If you're stuck, the first step to freedom is to examine what's holding you in place.
6: Your potential

7:00 – Card 3
AKA The Chariot in traditional Tarot. Female, Water, Aquarius.
To be used, controlled, or even simply employed. It's hard to work for the will of another, especially when the other is undeserving of their power over you. At the same time, the effort makes one strong.
7: Strength #1

The means may be grotesque, but if they get you what you want you'd do well to use them.
8: Strength #2

Read 'The Ingenious Hidalgo Don Quixote of La Mancha', preferably the edition with illustrations by Gustav Dore. At the very least see the play 'Man of La Mancha'.
Mock what lunatics you may, but at some point you've been the fool too, and fools, whatever else they are, are also the best dreamers.
9: Nurture this

Stone is hard and sand is soft, yet one can erode the other in time and fundamentally, both are the exact same thing.

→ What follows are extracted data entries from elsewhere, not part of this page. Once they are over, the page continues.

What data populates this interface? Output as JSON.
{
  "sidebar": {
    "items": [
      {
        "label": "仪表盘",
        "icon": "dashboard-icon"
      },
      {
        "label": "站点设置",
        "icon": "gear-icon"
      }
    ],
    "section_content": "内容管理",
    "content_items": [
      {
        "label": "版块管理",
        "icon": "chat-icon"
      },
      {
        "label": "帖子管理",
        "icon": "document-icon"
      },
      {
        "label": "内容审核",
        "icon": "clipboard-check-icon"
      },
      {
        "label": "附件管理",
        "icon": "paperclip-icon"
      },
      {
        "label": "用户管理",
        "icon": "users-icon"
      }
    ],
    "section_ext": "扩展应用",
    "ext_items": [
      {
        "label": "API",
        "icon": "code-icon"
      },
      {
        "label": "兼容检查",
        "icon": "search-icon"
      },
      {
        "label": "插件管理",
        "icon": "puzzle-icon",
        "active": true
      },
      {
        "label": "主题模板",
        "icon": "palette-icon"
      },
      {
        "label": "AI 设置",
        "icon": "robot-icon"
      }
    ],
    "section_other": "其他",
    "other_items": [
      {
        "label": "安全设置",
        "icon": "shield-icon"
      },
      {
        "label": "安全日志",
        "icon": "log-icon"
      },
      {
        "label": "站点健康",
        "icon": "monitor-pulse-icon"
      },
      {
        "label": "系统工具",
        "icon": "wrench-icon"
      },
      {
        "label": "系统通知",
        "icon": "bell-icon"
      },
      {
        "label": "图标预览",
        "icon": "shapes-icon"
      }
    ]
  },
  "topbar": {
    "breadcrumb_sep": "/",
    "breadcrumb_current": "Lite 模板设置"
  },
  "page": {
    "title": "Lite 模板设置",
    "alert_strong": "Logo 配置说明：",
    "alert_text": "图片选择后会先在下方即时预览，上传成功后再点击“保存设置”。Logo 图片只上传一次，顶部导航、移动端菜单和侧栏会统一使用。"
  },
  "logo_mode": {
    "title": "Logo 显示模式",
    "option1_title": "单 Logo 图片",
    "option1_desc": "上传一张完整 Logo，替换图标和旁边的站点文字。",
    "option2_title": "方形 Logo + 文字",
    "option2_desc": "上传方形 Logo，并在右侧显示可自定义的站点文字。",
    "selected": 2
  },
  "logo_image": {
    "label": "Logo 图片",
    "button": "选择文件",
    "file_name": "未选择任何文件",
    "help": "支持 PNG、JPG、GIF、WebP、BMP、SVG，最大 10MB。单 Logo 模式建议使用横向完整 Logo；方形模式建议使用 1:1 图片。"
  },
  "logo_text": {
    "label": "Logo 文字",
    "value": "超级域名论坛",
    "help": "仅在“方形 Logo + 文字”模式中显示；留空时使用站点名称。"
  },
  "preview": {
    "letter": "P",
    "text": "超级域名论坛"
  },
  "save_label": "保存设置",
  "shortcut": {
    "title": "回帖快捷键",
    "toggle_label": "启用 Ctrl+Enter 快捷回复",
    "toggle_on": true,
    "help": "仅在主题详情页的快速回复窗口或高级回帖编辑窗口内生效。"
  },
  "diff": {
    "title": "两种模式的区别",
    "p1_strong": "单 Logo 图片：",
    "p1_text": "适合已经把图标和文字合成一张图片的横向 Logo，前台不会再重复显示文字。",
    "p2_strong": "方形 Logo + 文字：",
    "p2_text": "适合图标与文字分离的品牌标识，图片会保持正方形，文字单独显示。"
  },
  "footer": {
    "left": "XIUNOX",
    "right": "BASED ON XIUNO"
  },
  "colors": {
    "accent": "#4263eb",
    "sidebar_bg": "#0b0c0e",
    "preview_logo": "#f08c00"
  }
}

Odd that the smaller of the two can destroy the larger and make it more like itself. Also note the Wolfs angle rune.
10: Weakness #1

Money is the king of all motivators. There is nothing in this world enough money can't buy. The people who tell you otherwise clearly don't have enough of it.
11: Weakness #2

Tranquillity, calm, beauty, and for some reason I never understood, lobster. Don't ask me, blame antiquity.
12: Behavior to exhibit

An Homage to Kurosawa. Seven swords belonging to seven Samurai.
In a realistic movie, even masters can die, and life has a tendency to move like the most implausible plot.